February 15, 2018

Setting aside adoption in order to claim inheritance

The Intestate Succession Act states that an adopted child could not inherit from his or her biological parent if the latter passed away without a will.

There is a very interesting case coming our way as a professor is challenging the constitutionality of the Intestate Succession Act.

The professor was adopted 51 years ago. He claims that his biological mother was forced to give him up for adoption and that the adoption is therefore illegal and has no force. His biological mother is a co-applicant in this matter as she alleges she was forced to give up her child for adoption. His parents never informed him that he was adopted, and he discovered that he was adopted in 2012. He located his birth parents and had a good relationship with his father for four years.

His biological father passed away without a will.  Eben Marè is of the opinion that he is entitled to an equal share of his father’s estate in terms of the Intestate Succession Act, as he alleges his adoption was not legal.

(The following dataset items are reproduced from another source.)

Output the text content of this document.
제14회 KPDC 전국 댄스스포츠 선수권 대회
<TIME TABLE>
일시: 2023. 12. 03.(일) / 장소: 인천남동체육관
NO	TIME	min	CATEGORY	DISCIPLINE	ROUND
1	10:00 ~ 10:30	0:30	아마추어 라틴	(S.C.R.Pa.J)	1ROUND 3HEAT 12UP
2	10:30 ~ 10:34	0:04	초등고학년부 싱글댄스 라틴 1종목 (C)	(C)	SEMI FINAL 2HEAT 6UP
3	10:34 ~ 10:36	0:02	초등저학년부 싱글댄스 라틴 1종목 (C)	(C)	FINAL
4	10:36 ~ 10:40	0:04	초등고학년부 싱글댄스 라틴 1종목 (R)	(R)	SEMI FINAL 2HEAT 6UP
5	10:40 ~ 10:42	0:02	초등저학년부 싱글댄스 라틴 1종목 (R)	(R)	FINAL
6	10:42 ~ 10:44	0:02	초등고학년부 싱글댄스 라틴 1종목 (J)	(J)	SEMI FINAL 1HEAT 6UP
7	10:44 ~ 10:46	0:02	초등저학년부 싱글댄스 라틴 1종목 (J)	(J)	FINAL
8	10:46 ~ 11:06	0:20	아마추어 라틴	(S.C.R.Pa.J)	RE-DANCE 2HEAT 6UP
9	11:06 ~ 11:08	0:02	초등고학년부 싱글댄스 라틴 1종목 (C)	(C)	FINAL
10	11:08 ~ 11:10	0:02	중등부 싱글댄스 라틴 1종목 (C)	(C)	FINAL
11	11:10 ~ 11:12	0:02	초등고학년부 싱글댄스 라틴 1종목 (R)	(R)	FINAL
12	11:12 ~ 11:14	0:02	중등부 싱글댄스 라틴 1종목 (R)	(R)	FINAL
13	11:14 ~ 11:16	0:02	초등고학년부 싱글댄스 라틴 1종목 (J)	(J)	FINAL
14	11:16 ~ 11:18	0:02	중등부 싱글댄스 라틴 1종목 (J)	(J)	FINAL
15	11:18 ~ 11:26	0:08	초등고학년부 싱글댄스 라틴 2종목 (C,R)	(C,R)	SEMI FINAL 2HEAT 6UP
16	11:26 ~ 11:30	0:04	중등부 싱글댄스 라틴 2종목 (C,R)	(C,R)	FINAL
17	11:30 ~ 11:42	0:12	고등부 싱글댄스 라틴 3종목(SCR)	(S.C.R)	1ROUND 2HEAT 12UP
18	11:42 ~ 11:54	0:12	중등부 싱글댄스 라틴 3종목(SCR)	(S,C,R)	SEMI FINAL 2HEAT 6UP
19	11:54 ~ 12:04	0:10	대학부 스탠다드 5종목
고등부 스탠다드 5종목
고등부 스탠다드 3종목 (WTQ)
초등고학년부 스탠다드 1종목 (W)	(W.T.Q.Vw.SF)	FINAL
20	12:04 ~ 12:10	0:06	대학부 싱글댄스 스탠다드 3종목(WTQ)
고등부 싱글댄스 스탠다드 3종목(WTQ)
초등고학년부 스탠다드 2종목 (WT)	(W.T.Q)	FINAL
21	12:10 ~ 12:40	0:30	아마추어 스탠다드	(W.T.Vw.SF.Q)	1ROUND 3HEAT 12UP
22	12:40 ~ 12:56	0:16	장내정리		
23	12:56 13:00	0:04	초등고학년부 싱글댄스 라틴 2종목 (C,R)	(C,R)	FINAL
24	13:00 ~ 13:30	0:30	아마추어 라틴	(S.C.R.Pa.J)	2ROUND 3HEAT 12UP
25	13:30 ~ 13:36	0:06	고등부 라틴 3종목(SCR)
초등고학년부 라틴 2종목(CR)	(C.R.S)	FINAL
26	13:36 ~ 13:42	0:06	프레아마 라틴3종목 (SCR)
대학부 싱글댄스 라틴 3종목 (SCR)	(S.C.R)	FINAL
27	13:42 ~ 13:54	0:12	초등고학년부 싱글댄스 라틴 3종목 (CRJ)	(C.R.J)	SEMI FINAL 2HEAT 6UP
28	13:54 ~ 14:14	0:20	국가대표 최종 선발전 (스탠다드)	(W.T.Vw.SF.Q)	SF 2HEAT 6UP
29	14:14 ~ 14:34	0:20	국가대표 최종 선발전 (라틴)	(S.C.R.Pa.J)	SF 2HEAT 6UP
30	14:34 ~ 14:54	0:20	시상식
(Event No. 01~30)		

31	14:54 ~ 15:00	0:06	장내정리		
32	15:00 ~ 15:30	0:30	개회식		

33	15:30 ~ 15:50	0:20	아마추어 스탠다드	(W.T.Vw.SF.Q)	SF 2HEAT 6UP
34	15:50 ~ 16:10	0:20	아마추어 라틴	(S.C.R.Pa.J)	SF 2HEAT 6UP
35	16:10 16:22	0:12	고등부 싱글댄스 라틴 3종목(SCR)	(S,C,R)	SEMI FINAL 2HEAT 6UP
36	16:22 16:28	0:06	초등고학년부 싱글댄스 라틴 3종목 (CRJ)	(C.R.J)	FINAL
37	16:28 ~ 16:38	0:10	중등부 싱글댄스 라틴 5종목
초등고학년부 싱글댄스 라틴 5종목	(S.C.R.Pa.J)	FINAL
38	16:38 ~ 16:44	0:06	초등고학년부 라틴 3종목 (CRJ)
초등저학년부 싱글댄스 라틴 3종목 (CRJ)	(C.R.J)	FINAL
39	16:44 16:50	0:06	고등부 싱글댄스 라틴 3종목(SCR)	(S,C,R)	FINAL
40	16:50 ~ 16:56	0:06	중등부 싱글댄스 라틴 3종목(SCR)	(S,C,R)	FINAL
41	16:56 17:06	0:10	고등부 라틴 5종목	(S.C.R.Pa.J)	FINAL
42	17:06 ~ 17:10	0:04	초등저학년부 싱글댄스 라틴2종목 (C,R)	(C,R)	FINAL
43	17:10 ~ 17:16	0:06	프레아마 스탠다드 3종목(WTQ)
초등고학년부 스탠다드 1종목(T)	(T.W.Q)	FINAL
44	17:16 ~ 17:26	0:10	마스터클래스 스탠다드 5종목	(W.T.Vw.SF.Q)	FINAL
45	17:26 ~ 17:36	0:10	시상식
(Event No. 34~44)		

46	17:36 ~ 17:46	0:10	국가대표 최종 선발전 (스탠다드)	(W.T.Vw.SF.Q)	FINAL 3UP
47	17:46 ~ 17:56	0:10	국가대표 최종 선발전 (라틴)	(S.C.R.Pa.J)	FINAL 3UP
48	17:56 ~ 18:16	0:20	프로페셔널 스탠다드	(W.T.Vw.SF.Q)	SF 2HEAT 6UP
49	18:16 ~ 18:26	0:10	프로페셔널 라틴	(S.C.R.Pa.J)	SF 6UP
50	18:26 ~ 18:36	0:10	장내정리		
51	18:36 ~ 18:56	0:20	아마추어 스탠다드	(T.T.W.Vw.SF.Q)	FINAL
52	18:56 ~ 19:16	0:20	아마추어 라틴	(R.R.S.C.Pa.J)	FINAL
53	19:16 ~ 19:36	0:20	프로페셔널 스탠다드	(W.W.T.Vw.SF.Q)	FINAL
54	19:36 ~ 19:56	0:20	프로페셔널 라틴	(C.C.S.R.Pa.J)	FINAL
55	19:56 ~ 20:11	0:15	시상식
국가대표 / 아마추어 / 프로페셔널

The adoption will have to be set aside before any claim could be considered in terms of the Intestate Succession Act.

I am of the opinion that adopted children should not be entitled to inherit from their biological parents as the adoption breaks all ties with the biological parents. This will also complicate situations where children are not told by their adoptive parents that they are adopted. Will an adoptive parent then be obligated to inform their child that they have been adopted?

I think this case will create numerous issues and that the Intestate Succession Act as it stands is correct.

However, it will be interesting to see what evidence is brought before the High Court and what the Court will decide.